Another important reason behind this is burnout at work. Many people became more aware and trace their mental health to notice if their work is causing them stress, which is a good thing. Since employees are super aware of the stress at work, they usually tolerate a lower amount of it.
Lastly, the lack of communication between the employee and his or her manager could be the reason behind quiet quitting. In this case, the employee has no chance to express the concerns or stress that is related to work to the most important person on his or her team.”
Do you have any advice for employers struggling with quiet quitting?
“We all differ from each other, so it means that we all have specific needs that would satisfy us at work. So, make sure to evaluate your employees individually. However, it is important to note three main aspects.
First and foremost, learn how to collaborate in changes. If certain processes in the company require improvement, try to create ways for your employees to contribute. Listen carefully to what they have to say and demonstrate that you have learned from their contributions by taking the suggested actions. Alternatively, explain why certain proposals cannot be implemented. This will make the employees feel heard and create a trustworthy relationship.
It is also important to allow your employees to make decisions without micromanaging them – they want to know that they can be trusted and that their opinions are valued. They want to be able to achieve goals based on their desires, values, and abilities. Do not push them to achieve a result according to your techniques – allow them to demonstrate their abilities and provide ongoing feedback.

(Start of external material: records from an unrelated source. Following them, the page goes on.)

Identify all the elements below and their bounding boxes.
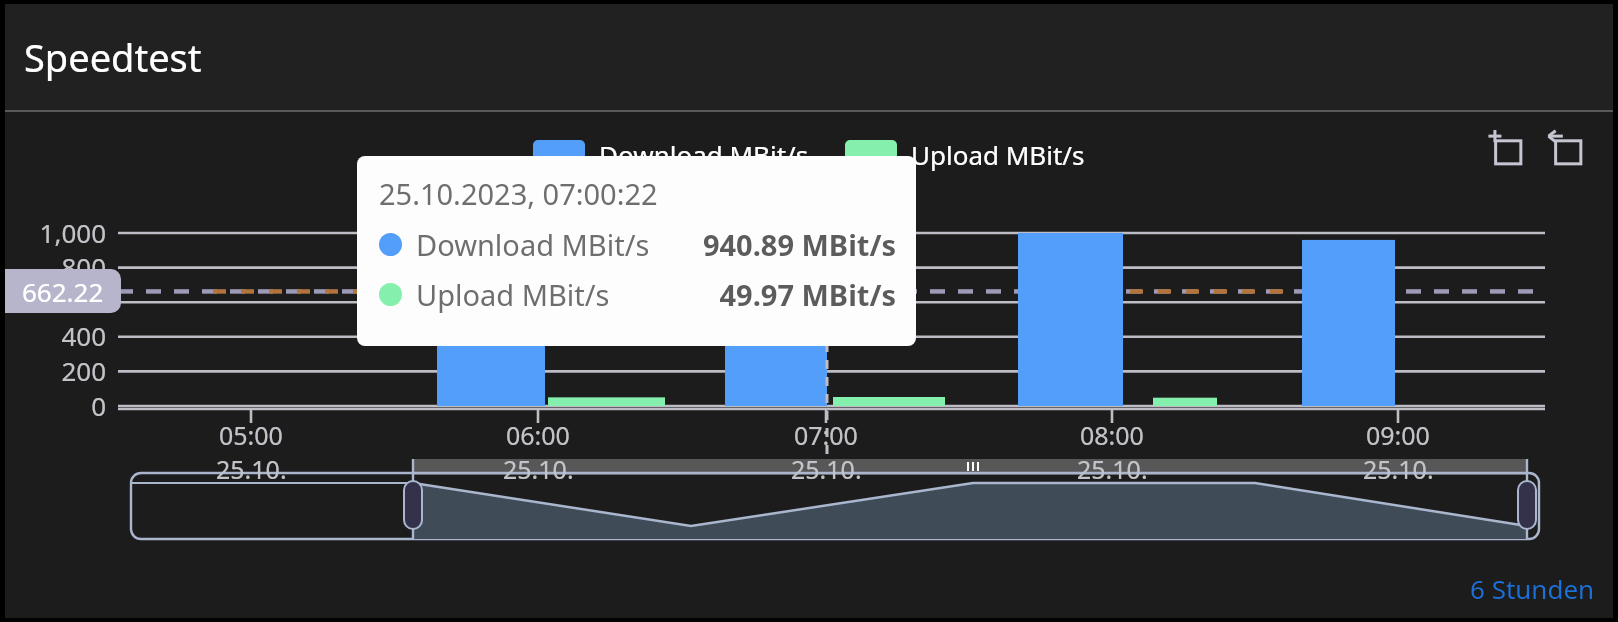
staticText: 25.10. <box>791 452 862 486</box>
staticText: 07:00 <box>794 418 858 452</box>
staticText: 25.10. <box>1077 452 1148 486</box>
staticText: 25.10. <box>1363 452 1434 486</box>
staticText: Upload MBit/s <box>416 275 719 314</box>
staticText: 25.10. <box>503 452 574 486</box>
staticText: 08:00 <box>1080 418 1144 452</box>
staticText: 09:00 <box>1366 418 1430 452</box>
button[interactable]: Download MBit/s <box>531 137 811 172</box>
button[interactable]: 6 Stunden <box>1470 571 1613 618</box>
staticText: 06:00 <box>506 418 570 452</box>
staticText: 05:00 <box>219 418 283 452</box>
button[interactable]: 25.10.2023, 07:00:22 <box>357 156 916 346</box>
staticText: 662.22 <box>22 274 104 309</box>
staticText: 6 Stunden <box>1470 571 1595 606</box>
staticText: Download MBit/s <box>416 225 702 264</box>
staticText: 25.10.2023, 07:00:22 <box>379 174 658 213</box>
staticText: Upload MBit/s <box>911 137 1085 172</box>
staticText: Speedtest <box>24 31 202 83</box>
staticText: 940.89 MBit/s <box>702 225 896 264</box>
staticText: 600 <box>61 284 106 319</box>
staticText: 400 <box>61 318 106 353</box>
staticText: 800 <box>61 249 106 284</box>
button[interactable]: Upload MBit/s <box>843 137 1087 172</box>
staticText: 0 <box>91 388 106 423</box>
staticText: 49.97 MBit/s <box>719 275 896 314</box>
button[interactable]: Zoom in <box>1481 124 1529 172</box>
staticText: 200 <box>61 353 106 388</box>
staticText: Download MBit/s <box>599 137 809 172</box>
staticText: 1,000 <box>39 215 106 250</box>
staticText: 25.10. <box>216 452 287 486</box>
button[interactable]: Reset zoom <box>1541 124 1589 172</box>
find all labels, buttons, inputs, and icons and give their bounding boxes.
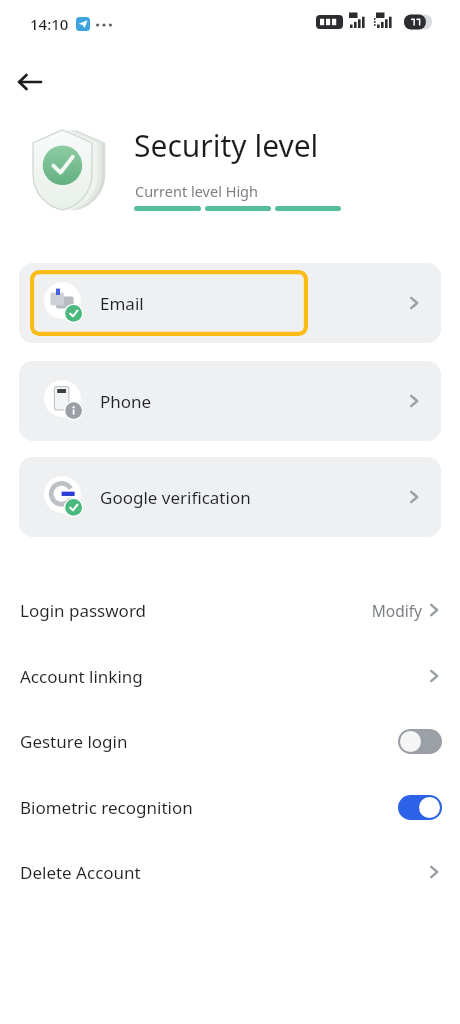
button[interactable]: Biometric recognition	[398, 795, 442, 820]
button[interactable]: Gesture login	[398, 729, 442, 754]
button[interactable]: Email	[19, 263, 441, 343]
button[interactable]: Gesture login	[0, 715, 460, 767]
button[interactable]: Login password	[0, 584, 460, 636]
staticText: Security level	[134, 125, 319, 166]
staticText: Biometric recognition	[20, 796, 193, 819]
staticText: Delete Account	[20, 861, 141, 884]
staticText: Account linking	[20, 665, 143, 688]
staticText: Login password	[20, 599, 147, 622]
button[interactable]: Delete Account	[0, 846, 460, 898]
staticText: Modify	[371, 600, 422, 621]
button[interactable]: Biometric recognition	[0, 781, 460, 833]
button[interactable]: Back	[6, 58, 54, 106]
button[interactable]: Google verification	[19, 457, 441, 537]
staticText: Email	[100, 292, 144, 315]
button[interactable]: Account linking	[0, 650, 460, 702]
staticText: Current level High	[135, 181, 259, 201]
staticText: Google verification	[100, 486, 251, 509]
staticText: Phone	[100, 390, 152, 413]
staticText: Gesture login	[20, 730, 128, 753]
staticText: 14:10	[30, 14, 69, 34]
button[interactable]: Phone	[19, 361, 441, 441]
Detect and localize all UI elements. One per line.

Do not forget to make a sense of purpose. Employees in most companies believe that they put in their time and do nothing more because they do not feel a part of something special. They must believe that what they do is meaningful beyond simply collecting a paycheck. Through one-on-one or team meetings, leadership must establish the company mission and instill that sense of purpose throughout the organization. Try to have at least one meaningful conversation with each of your employees each week and explain how their work contributes to the larger purpose of the company.For people to quit their jobs, it’s a normal process that happens even in top companies. However, it is the employer’s job to maintain the motivation of the employees, create a positive work environment, and try to satisfy their needs to keep their best specialists for as long as possible.”